Adénine (A), thymine (T), cytosine (C) et guanine (G) : ainsi se nomment les bases qui composent l'ADN. Des arrangements différents et voici que naissent des bactéries ou des papillons, des pingouins ou même des Hommes. Si une telle biodiversité peut être obtenue à partir de quatre bases seulement, que pourrions-nous espérer d'un code à six bases?? C'est la question à laquelle espèrent répondre des chercheurs américains du Scripps Research Institute (TSRI). Pour ce faire, rien de tel qu'un organisme semi-synthétique.
Une première étape avait été franchie en 2014. Les chercheurs américains avaient alors développé deux nouvelles bases, baptisées X et Y. Ils étaient parvenus à les intégrer au cœur de l'ADN de bactéries Escherichia coli. Problème : la santé des bactéries ainsi génétiquement modifiée -- des bactéries semi-synthétiques -- s'était avérée fragile. Et au fil des divisions cellulaires -- qui assurent la survie de l'espèce unicellulaire --, les bases synthétiques étaient progressivement expulsées des brins d'ADN qui, rapidement, retrouvaient alors leur structure naturelle.
Non contents de ces premiers résultats, bien qu'encourageants, les chercheurs du TSRI ont persévéré. Il y a quelques jours, ils ont annoncé avoir trouvé la clé du problème. Ainsi, sont-ils parvenus à donner naissance à un tout premier organisme semi-synthétique qu'ils qualifient eux-mêmes de «?réellement vivant?», car disposant d'un génome enfin stabilisé. La preuve?? Les organismes inclus dans l'étude sont demeurés semi-synthétiques, même après 60 divisions cellulaires, une quasi-infinité dans ce cas.
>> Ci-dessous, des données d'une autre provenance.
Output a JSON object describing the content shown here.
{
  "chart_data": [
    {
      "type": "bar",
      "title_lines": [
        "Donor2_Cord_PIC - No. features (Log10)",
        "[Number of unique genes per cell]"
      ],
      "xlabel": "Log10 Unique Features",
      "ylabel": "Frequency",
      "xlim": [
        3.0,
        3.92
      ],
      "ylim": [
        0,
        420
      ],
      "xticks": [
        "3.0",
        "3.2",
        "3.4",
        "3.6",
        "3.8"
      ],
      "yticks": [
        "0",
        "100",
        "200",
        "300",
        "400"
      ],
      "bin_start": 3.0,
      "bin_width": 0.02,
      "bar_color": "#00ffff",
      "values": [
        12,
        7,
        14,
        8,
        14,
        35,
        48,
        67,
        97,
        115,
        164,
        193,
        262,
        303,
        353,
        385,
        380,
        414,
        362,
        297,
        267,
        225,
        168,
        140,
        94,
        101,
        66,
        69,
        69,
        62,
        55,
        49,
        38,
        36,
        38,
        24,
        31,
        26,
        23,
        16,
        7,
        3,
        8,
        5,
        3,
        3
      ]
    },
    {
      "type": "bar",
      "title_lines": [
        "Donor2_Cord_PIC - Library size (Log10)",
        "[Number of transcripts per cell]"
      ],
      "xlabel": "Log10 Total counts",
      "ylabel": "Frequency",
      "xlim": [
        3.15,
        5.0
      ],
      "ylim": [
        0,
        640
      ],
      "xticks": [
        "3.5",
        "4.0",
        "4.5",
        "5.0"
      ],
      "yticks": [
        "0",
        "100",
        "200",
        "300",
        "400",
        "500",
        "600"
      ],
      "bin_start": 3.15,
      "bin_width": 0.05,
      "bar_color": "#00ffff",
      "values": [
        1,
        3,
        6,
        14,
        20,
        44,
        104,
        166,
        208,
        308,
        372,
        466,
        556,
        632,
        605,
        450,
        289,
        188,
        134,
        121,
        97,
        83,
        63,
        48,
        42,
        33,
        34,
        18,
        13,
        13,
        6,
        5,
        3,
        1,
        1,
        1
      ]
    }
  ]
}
Un correcteur d’orthographe au cœur des cellules
Pour arriver à leurs fins, les chercheurs américains ont d'abord travaillé à optimiser le transporteur de nucléotides déjà utilisé en 2014. Indispensable à la duplication des bases synthétiques, celui-ci affichait en effet une fâcheuse tendance à affaiblir les bactéries cobayes. Ils ont également choisi de modifier la chimie de la base Y pour en faire une base plus facilement reconnaissable par les enzymes chargées de la synthèse de l'ADN lors du processus de duplication.
Enfin, les chercheurs du TSRI se sont appuyés sur un outil dont la popularité en génie génétique ne cesse de croître : une sorte de ciseaux génétiques baptisés CRISPR-Cas9. Les scientifiques le prononcent «?crispère?» et l'utilise pour cibler une zone spécifique de l'ADN, la couper et y insérer ensuite une autre séquence. Mais les chercheurs américains lui ont rendu son rôle primordial. Au cœur de la bactérie en effet, CRISPR-Cas9 joue un peu un rôle de catalyseur de réponse immunitaire. Lorsque se présente un ennemi, virus ou autre, CRISPR-Cas9 prélève un fragment de son ADN et l'intègre à son propre génome. Ainsi, en cas de nouvelle attaque, il sera plus simple et rapide de diriger une enzyme contre cet ennemi reconnu. Dans le cas présent, CRISPR-Cas9 a donc été transformé en véritable système de vérification orthographique capable d'identifier les ADN naturels comme indésirable, favorisant ainsi la survie des ADN semi-synthétiques.
Pour tempérer un peu les enthousiasmes naissants -- mais aussi les craintes qui pourraient accompagner de telles manipulations de l'essence même de la vie --, les auteurs de l'étude rappellent toutefois que ces travaux, menés sur un organisme unicellulaire, n'ont pas encore pu être étendus au-delà. Quant aux éventuelles applications qui pourraient en résulter, il faudra encore bien des avancées pour seulement commencer à les entrevoir. Il faudra notamment déterminer la façon dont ce nouveau code génétique peut être traduit en protéines avec l'espoir de fabriquer sur mesure, de nouvelles molécules thérapeutiques.